Según informaron fuentes de la Comisaría Yerba Buena, la situación se conoció a partir de un llamado telefónico realizado durante la jornada, en el que un efectivo alertó sobre la presencia de un cartucho de arma de fuego dentro del establecimiento educativo, ubicado en la intersección de calles Brasil y Perú.
De inmediato, una comisión policial encabezada por el comisario Rodrigo Pérez se trasladó al lugar en un móvil oficial. Allí fueron recibidos por la directora de la institución, quien exhibió el objeto hallado: un cartucho que, de acuerdo a las primeras pericias, correspondería a un calibre 7,62 x 51 mm.
El informe preliminar indicó que el proyectil se encontraba manipulado y sin cápsula iniciadora, por lo que se trataría de un elemento inerte, sin capacidad de detonación. Sin embargo, el contexto del hallazgo generó preocupación entre directivos y personal docente.
Según la reconstrucción inicial, el cartucho fue encontrado dentro de la campera de una docente.
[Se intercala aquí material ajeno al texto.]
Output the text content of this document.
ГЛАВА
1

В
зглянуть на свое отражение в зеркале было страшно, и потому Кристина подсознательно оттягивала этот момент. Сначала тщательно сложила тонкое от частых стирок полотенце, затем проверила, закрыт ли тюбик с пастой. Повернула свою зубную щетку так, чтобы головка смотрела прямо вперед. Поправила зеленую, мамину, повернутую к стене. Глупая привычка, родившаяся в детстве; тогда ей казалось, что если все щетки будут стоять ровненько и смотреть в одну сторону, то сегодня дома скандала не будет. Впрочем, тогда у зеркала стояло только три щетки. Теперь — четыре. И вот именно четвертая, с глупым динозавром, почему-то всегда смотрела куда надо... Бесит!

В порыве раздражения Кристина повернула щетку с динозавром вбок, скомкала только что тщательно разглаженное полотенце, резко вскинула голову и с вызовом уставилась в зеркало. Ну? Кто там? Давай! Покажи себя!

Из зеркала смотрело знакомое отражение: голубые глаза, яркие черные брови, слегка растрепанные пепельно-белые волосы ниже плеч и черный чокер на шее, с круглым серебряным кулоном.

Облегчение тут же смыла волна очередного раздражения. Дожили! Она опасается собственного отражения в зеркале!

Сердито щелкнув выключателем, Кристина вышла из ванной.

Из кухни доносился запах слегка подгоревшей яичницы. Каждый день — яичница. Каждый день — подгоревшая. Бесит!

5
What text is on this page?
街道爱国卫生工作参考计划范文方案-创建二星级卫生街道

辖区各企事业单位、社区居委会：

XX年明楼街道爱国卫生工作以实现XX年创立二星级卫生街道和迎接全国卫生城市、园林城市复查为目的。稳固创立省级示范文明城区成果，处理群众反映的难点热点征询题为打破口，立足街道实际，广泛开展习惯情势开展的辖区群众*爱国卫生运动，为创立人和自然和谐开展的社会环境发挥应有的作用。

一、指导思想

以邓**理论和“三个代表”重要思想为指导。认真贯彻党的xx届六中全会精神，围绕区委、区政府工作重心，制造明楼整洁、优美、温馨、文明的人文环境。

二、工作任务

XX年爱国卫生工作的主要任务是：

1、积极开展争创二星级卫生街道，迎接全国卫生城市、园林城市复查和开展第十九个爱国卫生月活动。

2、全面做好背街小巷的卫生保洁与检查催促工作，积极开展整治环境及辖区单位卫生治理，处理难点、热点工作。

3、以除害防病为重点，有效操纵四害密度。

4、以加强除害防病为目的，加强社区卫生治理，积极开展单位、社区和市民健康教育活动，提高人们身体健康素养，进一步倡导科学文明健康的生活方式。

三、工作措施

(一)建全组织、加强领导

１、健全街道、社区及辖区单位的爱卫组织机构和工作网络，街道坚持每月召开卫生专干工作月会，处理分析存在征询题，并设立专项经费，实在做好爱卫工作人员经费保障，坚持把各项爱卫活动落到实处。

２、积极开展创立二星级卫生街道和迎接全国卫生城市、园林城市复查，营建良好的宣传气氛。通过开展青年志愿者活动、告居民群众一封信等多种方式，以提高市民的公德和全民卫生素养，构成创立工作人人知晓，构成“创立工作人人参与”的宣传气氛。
La mujer explicó que había regresado recientemente de dictar clases en una escuela de la ciudad de Banda del Río Salí y que la prenda había quedado colgada en el respaldo de una silla dentro de un aula. Esta circunstancia abrió la hipótesis de que el elemento podría haber sido colocado por terceros, ya sea como una broma de mal gusto o con fines intimidatorios.
Ante la situación, tomó intervención la Unidad Fiscal de Delitos Complejos, a cargo de la fiscal Brenda Deroy, quien ordenó el secuestro del cartucho y la realización de las actuaciones correspondientes. El hecho fue caratulado como intimidación pública con autores desconocidos.
Mientras avanza la investigación, las autoridades confirmaron que no se registraron personas heridas ni situaciones de riesgo posteriores al hallazgo dentro del establecimiento educativo.